A: Yes, in these unprecedented times it is critical for businesses to take proactive steps to safeguard the health and safety of their customers and employees. Public guidance and queue management systems play an important role in enabling safe interactions at every stage of the customer journey.

Customers waiting outside to enter the store should have a clear indication of where and how to wait. Outdoor stanchions, sign stands and floor stickers help keep customers at safe distances and informed of store protocols. Once inside, visual cues such as floor stickers and signage reinforce physical distancing, and sneeze guards keep customers and employees safe where physical distancing is not possible. As an example, our Queue Guard® acrylic protective barriers sit atop our merchandising fixtures, enabling retailers to maximize the physical space for queues by providing a shield from people standing or walking in adjacent aisles.

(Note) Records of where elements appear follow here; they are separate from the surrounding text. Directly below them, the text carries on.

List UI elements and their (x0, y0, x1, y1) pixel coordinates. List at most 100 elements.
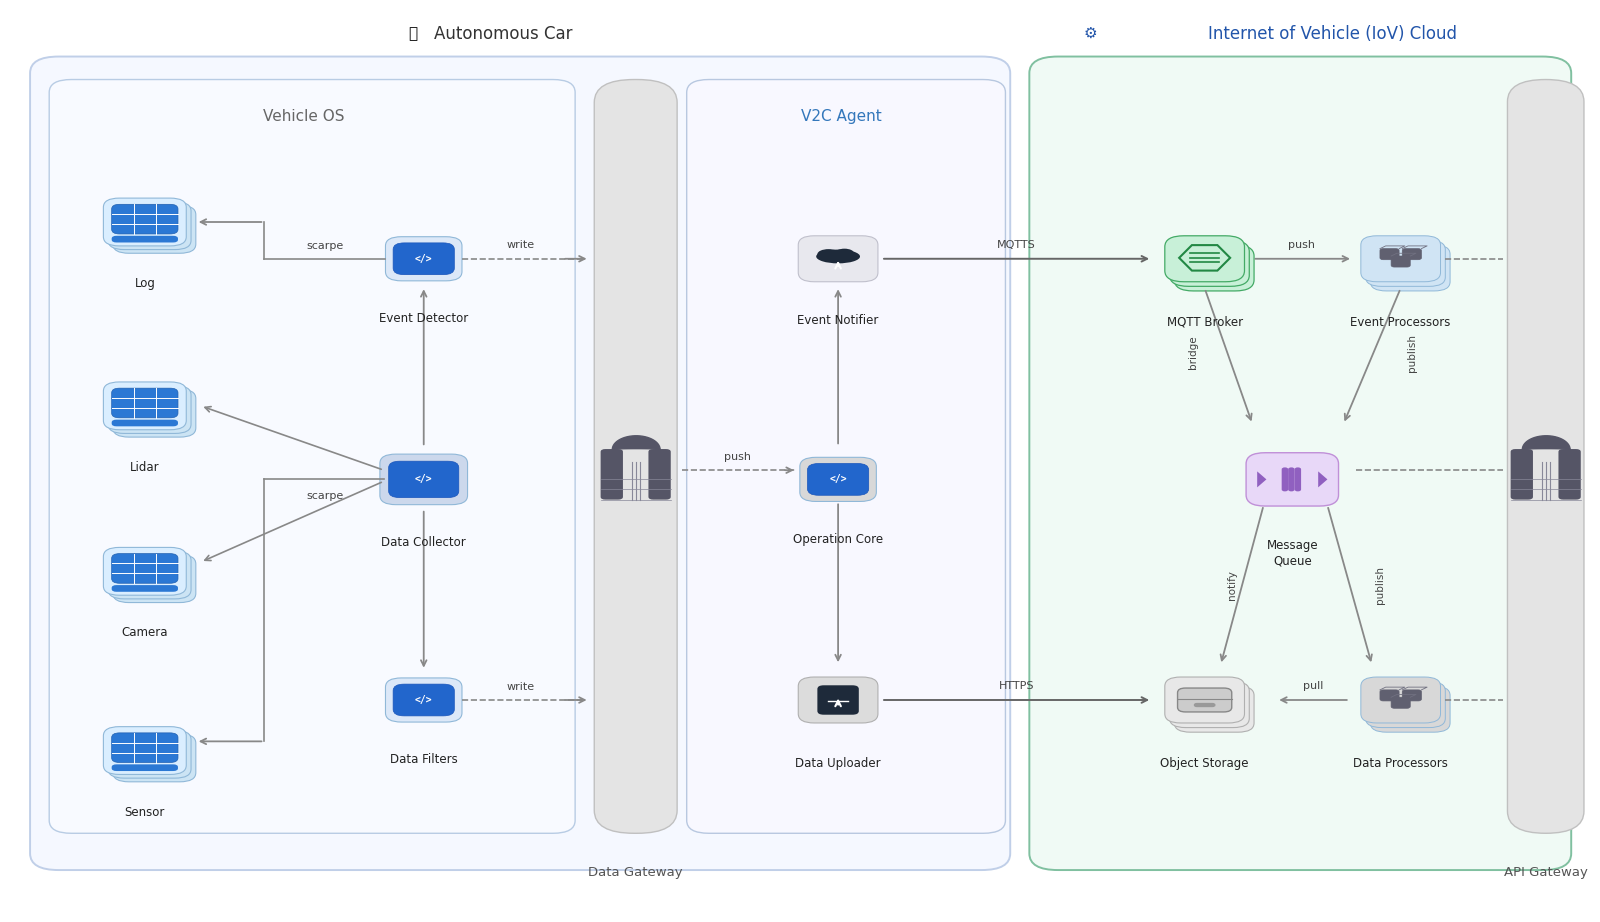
Text: Sensor: Sensor (125, 806, 165, 819)
FancyBboxPatch shape (50, 79, 574, 833)
Text: Data Filters: Data Filters (390, 753, 458, 766)
Text: scarpe: scarpe (306, 242, 344, 252)
FancyBboxPatch shape (112, 585, 178, 592)
Text: Operation Core: Operation Core (794, 533, 883, 546)
Text: Object Storage: Object Storage (1160, 757, 1250, 770)
FancyBboxPatch shape (1390, 697, 1410, 708)
FancyBboxPatch shape (1390, 256, 1410, 267)
FancyBboxPatch shape (1402, 249, 1421, 260)
FancyBboxPatch shape (818, 685, 859, 715)
FancyBboxPatch shape (1507, 79, 1584, 833)
Text: </>: </> (414, 695, 432, 705)
Text: Data Gateway: Data Gateway (589, 867, 683, 880)
Text: Data Collector: Data Collector (381, 537, 466, 550)
FancyBboxPatch shape (798, 677, 878, 723)
Text: publish: publish (1374, 566, 1386, 604)
Text: write: write (507, 241, 534, 251)
FancyBboxPatch shape (1366, 241, 1445, 287)
FancyBboxPatch shape (808, 464, 869, 495)
Text: 🚗: 🚗 (408, 26, 418, 41)
FancyBboxPatch shape (648, 449, 670, 500)
Text: pull: pull (1302, 680, 1323, 691)
Text: </>: </> (829, 475, 846, 484)
FancyBboxPatch shape (104, 198, 186, 246)
Text: notify: notify (1227, 570, 1237, 600)
Text: Data Uploader: Data Uploader (795, 757, 882, 770)
Text: Message
Queue: Message Queue (1267, 539, 1318, 567)
FancyBboxPatch shape (1370, 686, 1450, 732)
FancyBboxPatch shape (1379, 690, 1398, 701)
FancyBboxPatch shape (112, 764, 178, 771)
FancyBboxPatch shape (1558, 449, 1581, 500)
FancyBboxPatch shape (1246, 453, 1339, 506)
Text: Internet of Vehicle (IoV) Cloud: Internet of Vehicle (IoV) Cloud (1208, 25, 1456, 42)
FancyBboxPatch shape (1366, 681, 1445, 727)
FancyBboxPatch shape (1294, 467, 1301, 491)
FancyBboxPatch shape (1379, 249, 1398, 260)
Text: Lidar: Lidar (130, 461, 160, 474)
Polygon shape (1258, 471, 1267, 488)
FancyBboxPatch shape (686, 79, 1005, 833)
FancyBboxPatch shape (112, 205, 178, 234)
FancyBboxPatch shape (104, 727, 186, 774)
Text: write: write (507, 681, 534, 692)
FancyBboxPatch shape (600, 449, 622, 500)
FancyBboxPatch shape (386, 237, 462, 281)
FancyBboxPatch shape (379, 455, 467, 504)
FancyBboxPatch shape (112, 236, 178, 242)
Text: Event Detector: Event Detector (379, 312, 469, 325)
Text: MQTT Broker: MQTT Broker (1166, 315, 1243, 329)
FancyBboxPatch shape (394, 684, 454, 715)
FancyBboxPatch shape (1174, 686, 1254, 732)
FancyBboxPatch shape (104, 382, 186, 430)
FancyBboxPatch shape (112, 388, 178, 418)
Text: V2C Agent: V2C Agent (802, 109, 882, 124)
Ellipse shape (816, 250, 861, 264)
FancyBboxPatch shape (109, 385, 190, 433)
FancyBboxPatch shape (1362, 236, 1440, 282)
Text: </>: </> (414, 475, 432, 484)
FancyBboxPatch shape (389, 461, 459, 498)
Text: Event Notifier: Event Notifier (797, 313, 878, 327)
FancyBboxPatch shape (112, 553, 178, 584)
Text: scarpe: scarpe (306, 491, 344, 501)
FancyBboxPatch shape (109, 551, 190, 599)
Text: bridge: bridge (1189, 336, 1198, 370)
Ellipse shape (835, 249, 854, 258)
FancyBboxPatch shape (394, 242, 454, 275)
Text: MQTTS: MQTTS (997, 240, 1035, 250)
FancyBboxPatch shape (386, 678, 462, 722)
FancyBboxPatch shape (1170, 681, 1250, 727)
Text: Autonomous Car: Autonomous Car (434, 25, 573, 42)
FancyBboxPatch shape (104, 548, 186, 596)
Text: Log: Log (134, 278, 155, 290)
FancyBboxPatch shape (1178, 688, 1232, 712)
Ellipse shape (818, 249, 840, 259)
FancyBboxPatch shape (1194, 703, 1216, 707)
FancyBboxPatch shape (114, 734, 195, 782)
FancyBboxPatch shape (800, 457, 877, 502)
FancyBboxPatch shape (109, 202, 190, 250)
FancyBboxPatch shape (1165, 677, 1245, 723)
Text: API Gateway: API Gateway (1504, 867, 1587, 880)
Text: </>: </> (414, 254, 432, 264)
FancyBboxPatch shape (109, 730, 190, 778)
FancyBboxPatch shape (798, 236, 878, 282)
FancyBboxPatch shape (114, 555, 195, 603)
FancyBboxPatch shape (1029, 56, 1571, 870)
FancyBboxPatch shape (114, 389, 195, 437)
FancyBboxPatch shape (30, 56, 1010, 870)
FancyBboxPatch shape (112, 420, 178, 426)
Text: ⚙: ⚙ (1083, 26, 1096, 41)
FancyBboxPatch shape (114, 206, 195, 254)
FancyBboxPatch shape (1362, 677, 1440, 723)
FancyBboxPatch shape (1288, 467, 1294, 491)
FancyBboxPatch shape (1370, 245, 1450, 291)
Text: Data Processors: Data Processors (1354, 757, 1448, 770)
FancyBboxPatch shape (594, 79, 677, 833)
Text: Event Processors: Event Processors (1350, 315, 1451, 329)
FancyBboxPatch shape (1165, 236, 1245, 282)
FancyBboxPatch shape (112, 733, 178, 762)
Text: Camera: Camera (122, 626, 168, 640)
FancyBboxPatch shape (1170, 241, 1250, 287)
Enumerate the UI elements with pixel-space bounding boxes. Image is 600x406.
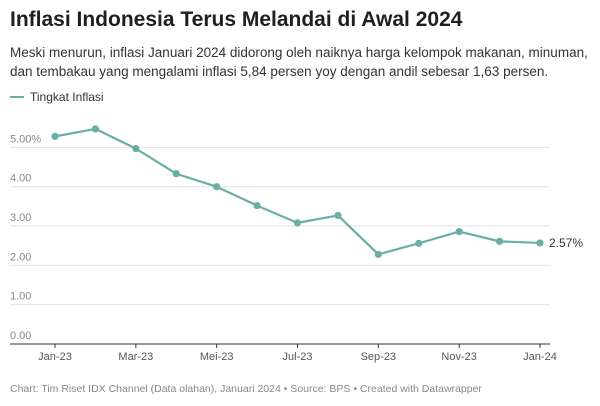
- chart-title: Inflasi Indonesia Terus Melandai di Awal…: [10, 8, 463, 31]
- data-point: [172, 170, 180, 178]
- data-point: [334, 211, 342, 220]
- data-point: [495, 237, 504, 245]
- data-point: [415, 239, 423, 247]
- x-tick-label: Nov-23: [441, 351, 476, 363]
- x-tick-label: Jan-23: [38, 351, 72, 363]
- legend-swatch: [10, 96, 24, 98]
- data-point: [51, 132, 59, 140]
- x-tick-label: Jan-24: [523, 351, 557, 363]
- data-point: [253, 201, 261, 210]
- y-tick-label: 2.00: [10, 251, 31, 263]
- legend-label: Tingkat Inflasi: [30, 90, 104, 104]
- x-tick-label: Sep-23: [361, 351, 396, 363]
- data-point: [374, 250, 382, 258]
- x-tick-label: Mei-23: [200, 351, 234, 363]
- chart-subtitle: Meski menurun, inflasi Januari 2024 dido…: [10, 45, 588, 79]
- y-tick-label: 0.00: [10, 330, 31, 342]
- data-point: [536, 239, 544, 247]
- x-tick-label: Mar-23: [118, 351, 153, 363]
- line-chart: 0.00 1.00 2.00 3.00 4.00 5.00% Jan-23 Mar-23 Mei…: [10, 125, 583, 363]
- data-point: [91, 125, 100, 133]
- data-point: [455, 227, 463, 236]
- data-point: [213, 183, 221, 191]
- end-value-label: 2.57%: [549, 236, 583, 250]
- chart-footer: Chart: Tim Riset IDX Channel (Data olaha…: [10, 383, 482, 395]
- legend: Tingkat Inflasi: [10, 90, 104, 104]
- data-point: [132, 144, 140, 153]
- y-tick-label: 3.00: [10, 212, 31, 224]
- data-point: [293, 219, 302, 227]
- x-tick-label: Jul-23: [283, 351, 313, 363]
- y-tick-label: 1.00: [10, 291, 31, 303]
- y-tick-label: 5.00%: [10, 133, 41, 145]
- y-tick-label: 4.00: [10, 173, 31, 185]
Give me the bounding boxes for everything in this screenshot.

Equally important is clear and concise messaging that helps customers identify the checkout queue and reinforce physical distancing protocols. This not only helps reduce customer confusion and frustration but also eases the burden on employees to remind customers of store policies.

Q: And it’s not just about checkout lines—anywhere customers congregate in your stores is an opportunity to manage customer flow and generate revenue, is that right?

A: Exactly. There are many areas, both in and out of the store, that can benefit. Tight spaces such as dining and prepared food areas can be outfitted with sneeze guards or protective barriers to maximize capacity and improve safety for customers and employees. Beverage bars, kiosks and prepared food areas can benefit from mobile merchandising fixtures to generate additional revenue. Outdoor signage and retractable belt stanchions can provide high-visibility messaging and help customers quickly identify parking spaces reserved for curbside pickup.

Additionally, technology solutions can be employed to remove the physical line completely. These solutions work well in limiting and regulating the number of customers in the store at any given time. They’re also a good solution for order-ahead, takeout or table reservations in a dining area.

With virtual queuing technology, customers add themselves to a waiting line by scanning a QR code or sending a text message with their smartphone. They can then wait for service outside, or in the safety and comfort of their car, tracking their wait on their phone. When it’s their turn, they receive an alert or text with instructions. This contactless queuing technology can be integrated into a businesses’ online ordering or curbside pickup system. There’s even an appointment and scheduling feature that allows customers to make advance reservations.

Q: We’ve all learned that the external environment and customer preferences can change any time. How can you help retailers be nimble enough to accommodate any new challenge?

A: We’ve been helping companies safely control crowds and guide people in, through and out of their facilities for over 40 years. We understand how essential it is for today’s product solutions to be able to meet tomorrow’s demands, so we build flexibility into everything we make. For example, the same stanchion used for queuing is also used for merchandising fixtures, signage systems and Queue Guard® protective panels, providing a modular solution that enables companies to repurpose systems as their needs change. And all these solutions integrate seamlessly, creating a holistic system that works across the entire customer journey. As a manufacturer and software developer, we’re able to quickly respond to specific customer needs, creating solutions as unique as each individual company we service.

This interview, "Safe Guidance," was featured in the September 2020 issue of NACS Magazine.